Simple Harmonic Motion

Relationships- what does that word mean? For one, it’s not an entity one can touch, feel, see. Take it as a pact or say a venture where a part of another person and an EQUAL part of you are signed in...in sync or as we learned in school: in SHM...Simple HARMONIC motion.
Yesterday I was supposed to have dinner with a very old friend of mine. Kaushani. And her boyfriend. She’s married to this guy but they are not in SHM! So she has a boyfriend who is twice divorced but married now to someone and has three kids blah blah blah! But she is my best friend and she they love each other blindly. But somehow the dinner date got cancelled because he was not feeling too well.

A few weeks back, Kaushani and I decided to hang out together and hit the nightclubs. We spent a whole night club-hopping and dancing with random guys. Though three tequila shots burned a deep hole in my credit card, I actually had a wonderful time with my girlfriend (for a change!) after a really long time. However, the boyfriend of hers kept calling her every hour to make sure she was ‘okay’ and not ‘sloshed’ and definitely not in the arms of another man! She kept swearing a hundred times that she was sober and not checking out other men. I wondered, is this normal? I mean, what are two single (at least while we were out dancing) girls to do when they decide to go club-hopping? Dance with each other? Do some kind of a gay tango?
Well anyway...while I drifted towards this really nice guy who does bit roles on TV and who’s six feet two with stubbles and a killer smile...phew...K kept a safe distance from the male of the species...Two Bacardis, three tequila shots, two beer pints, two pegs of vodka and a peg of scotch downed, at about four thirty in the morning, I peeled myself off the dance floor at Roxy and got into a cab waiting for us outside the hotel.
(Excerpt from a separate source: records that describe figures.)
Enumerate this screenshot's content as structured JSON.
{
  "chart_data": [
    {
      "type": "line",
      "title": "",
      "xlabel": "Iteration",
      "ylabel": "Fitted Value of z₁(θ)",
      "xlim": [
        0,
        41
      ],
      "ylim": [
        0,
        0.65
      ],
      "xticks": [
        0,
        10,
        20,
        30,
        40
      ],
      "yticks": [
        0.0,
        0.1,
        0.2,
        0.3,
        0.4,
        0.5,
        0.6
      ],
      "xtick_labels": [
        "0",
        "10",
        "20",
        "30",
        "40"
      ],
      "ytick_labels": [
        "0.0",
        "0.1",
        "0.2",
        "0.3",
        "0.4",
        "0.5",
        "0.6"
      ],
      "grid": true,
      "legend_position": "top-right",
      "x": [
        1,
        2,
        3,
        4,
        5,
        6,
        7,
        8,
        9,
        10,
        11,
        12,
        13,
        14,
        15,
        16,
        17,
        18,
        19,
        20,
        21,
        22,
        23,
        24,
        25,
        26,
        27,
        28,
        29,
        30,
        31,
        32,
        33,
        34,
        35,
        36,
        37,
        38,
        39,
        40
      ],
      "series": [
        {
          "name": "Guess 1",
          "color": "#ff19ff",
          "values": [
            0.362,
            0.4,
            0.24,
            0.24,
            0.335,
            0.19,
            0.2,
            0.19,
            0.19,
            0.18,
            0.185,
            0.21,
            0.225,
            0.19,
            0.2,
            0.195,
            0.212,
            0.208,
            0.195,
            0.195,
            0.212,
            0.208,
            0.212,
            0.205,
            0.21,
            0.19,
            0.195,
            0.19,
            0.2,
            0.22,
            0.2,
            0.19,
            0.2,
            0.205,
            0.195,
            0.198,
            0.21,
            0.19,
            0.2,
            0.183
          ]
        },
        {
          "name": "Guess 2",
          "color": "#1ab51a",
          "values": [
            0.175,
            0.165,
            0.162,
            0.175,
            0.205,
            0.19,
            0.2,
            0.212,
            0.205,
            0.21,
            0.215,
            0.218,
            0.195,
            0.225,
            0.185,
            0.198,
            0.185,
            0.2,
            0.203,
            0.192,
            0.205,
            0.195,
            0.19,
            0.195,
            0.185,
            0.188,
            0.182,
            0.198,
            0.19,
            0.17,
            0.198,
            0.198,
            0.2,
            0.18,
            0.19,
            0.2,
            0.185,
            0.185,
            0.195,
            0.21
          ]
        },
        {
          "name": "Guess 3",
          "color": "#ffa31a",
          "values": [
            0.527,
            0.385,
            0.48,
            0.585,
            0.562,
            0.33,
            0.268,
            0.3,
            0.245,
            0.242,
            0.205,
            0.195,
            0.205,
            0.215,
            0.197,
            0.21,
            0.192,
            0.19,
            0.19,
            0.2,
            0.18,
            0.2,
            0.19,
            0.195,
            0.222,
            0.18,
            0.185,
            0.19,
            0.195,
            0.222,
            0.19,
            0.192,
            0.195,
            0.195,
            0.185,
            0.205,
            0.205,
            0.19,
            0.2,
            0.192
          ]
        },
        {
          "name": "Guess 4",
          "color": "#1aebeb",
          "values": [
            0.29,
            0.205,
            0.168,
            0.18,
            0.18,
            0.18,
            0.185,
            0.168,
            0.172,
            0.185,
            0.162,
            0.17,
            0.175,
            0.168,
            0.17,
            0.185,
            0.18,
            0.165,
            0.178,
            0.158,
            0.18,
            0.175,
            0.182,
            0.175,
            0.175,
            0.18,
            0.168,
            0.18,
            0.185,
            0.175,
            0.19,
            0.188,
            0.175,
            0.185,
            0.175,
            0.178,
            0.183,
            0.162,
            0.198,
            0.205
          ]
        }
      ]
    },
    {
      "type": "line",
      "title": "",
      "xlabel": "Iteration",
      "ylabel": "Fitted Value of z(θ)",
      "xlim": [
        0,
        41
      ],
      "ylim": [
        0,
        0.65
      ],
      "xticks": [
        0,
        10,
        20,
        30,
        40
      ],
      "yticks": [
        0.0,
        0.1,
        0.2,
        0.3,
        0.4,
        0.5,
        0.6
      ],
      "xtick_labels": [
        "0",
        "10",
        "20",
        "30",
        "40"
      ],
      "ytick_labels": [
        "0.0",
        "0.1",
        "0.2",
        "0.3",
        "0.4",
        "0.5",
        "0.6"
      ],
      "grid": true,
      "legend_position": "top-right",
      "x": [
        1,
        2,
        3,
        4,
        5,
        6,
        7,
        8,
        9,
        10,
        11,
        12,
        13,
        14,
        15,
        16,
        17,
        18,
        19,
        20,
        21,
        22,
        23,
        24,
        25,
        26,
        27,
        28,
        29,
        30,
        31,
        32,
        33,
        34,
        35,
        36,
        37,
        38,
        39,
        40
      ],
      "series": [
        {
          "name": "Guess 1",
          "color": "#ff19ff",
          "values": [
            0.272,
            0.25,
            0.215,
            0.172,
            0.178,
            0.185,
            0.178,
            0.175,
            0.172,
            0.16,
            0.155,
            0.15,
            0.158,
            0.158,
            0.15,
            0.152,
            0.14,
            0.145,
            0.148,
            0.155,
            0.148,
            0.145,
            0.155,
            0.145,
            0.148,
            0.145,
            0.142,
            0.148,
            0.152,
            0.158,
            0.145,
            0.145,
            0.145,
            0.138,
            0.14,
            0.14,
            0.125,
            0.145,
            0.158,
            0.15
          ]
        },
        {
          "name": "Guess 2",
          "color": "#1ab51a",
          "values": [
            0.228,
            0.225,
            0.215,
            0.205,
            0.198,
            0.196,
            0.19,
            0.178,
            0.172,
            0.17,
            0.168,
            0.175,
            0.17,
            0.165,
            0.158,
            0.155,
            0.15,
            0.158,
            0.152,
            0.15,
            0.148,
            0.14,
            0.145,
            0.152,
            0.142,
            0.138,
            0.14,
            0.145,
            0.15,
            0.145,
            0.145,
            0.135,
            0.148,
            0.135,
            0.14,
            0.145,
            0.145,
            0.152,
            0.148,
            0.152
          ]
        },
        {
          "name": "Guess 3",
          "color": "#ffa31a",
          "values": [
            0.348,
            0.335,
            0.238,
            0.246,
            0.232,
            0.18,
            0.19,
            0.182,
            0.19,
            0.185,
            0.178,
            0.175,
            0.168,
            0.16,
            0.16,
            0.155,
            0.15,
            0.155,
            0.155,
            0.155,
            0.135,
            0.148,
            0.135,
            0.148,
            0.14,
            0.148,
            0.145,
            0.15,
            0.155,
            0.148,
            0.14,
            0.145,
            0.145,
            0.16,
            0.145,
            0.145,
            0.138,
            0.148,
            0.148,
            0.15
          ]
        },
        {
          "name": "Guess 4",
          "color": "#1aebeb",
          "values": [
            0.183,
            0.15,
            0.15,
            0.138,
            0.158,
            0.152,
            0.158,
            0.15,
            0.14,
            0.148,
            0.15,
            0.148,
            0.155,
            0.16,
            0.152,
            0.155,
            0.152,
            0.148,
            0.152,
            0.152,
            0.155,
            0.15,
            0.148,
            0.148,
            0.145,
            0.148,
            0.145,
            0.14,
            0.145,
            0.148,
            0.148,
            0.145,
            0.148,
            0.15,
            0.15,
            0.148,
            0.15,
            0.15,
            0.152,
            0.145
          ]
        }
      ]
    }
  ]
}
After the hangover passed...and it took quite a while to pass...I reminisced on the lovely time I had with K. Who needs men when you have good girlfriends to hang out with? I mean though I am not single as in ‘single’ single...well...okay I have a boyfriend of six years, I’d prefer to hang out with my girlfriends because at some point of time or the other, men can’t really have as much fun as a bunch of girls can...can they? Even though K’s guy kept calling her every sixty minutes, I can guarantee that she had as much fun as I did. Hell we freaked out!
As long as you are in SHM with yourself, it doesn’t really matter if your other half (not necessarily the better half!) is in SHM with you. You don’t HAVE to agree with each other on everything and nothing. K is not in SHM with her husband. Problem is she is not even in SHM with her boyfriend. Love in her case wasn’t BLIND! Love, in her case is like a vigilante. Eyes wide open, guarding her against herself, her own instincts. Before she knows it, her motion has fallen out of harmony with herself. She has been swept away by her guy’s motion...If you are in love...you needn’t LOSE yourself.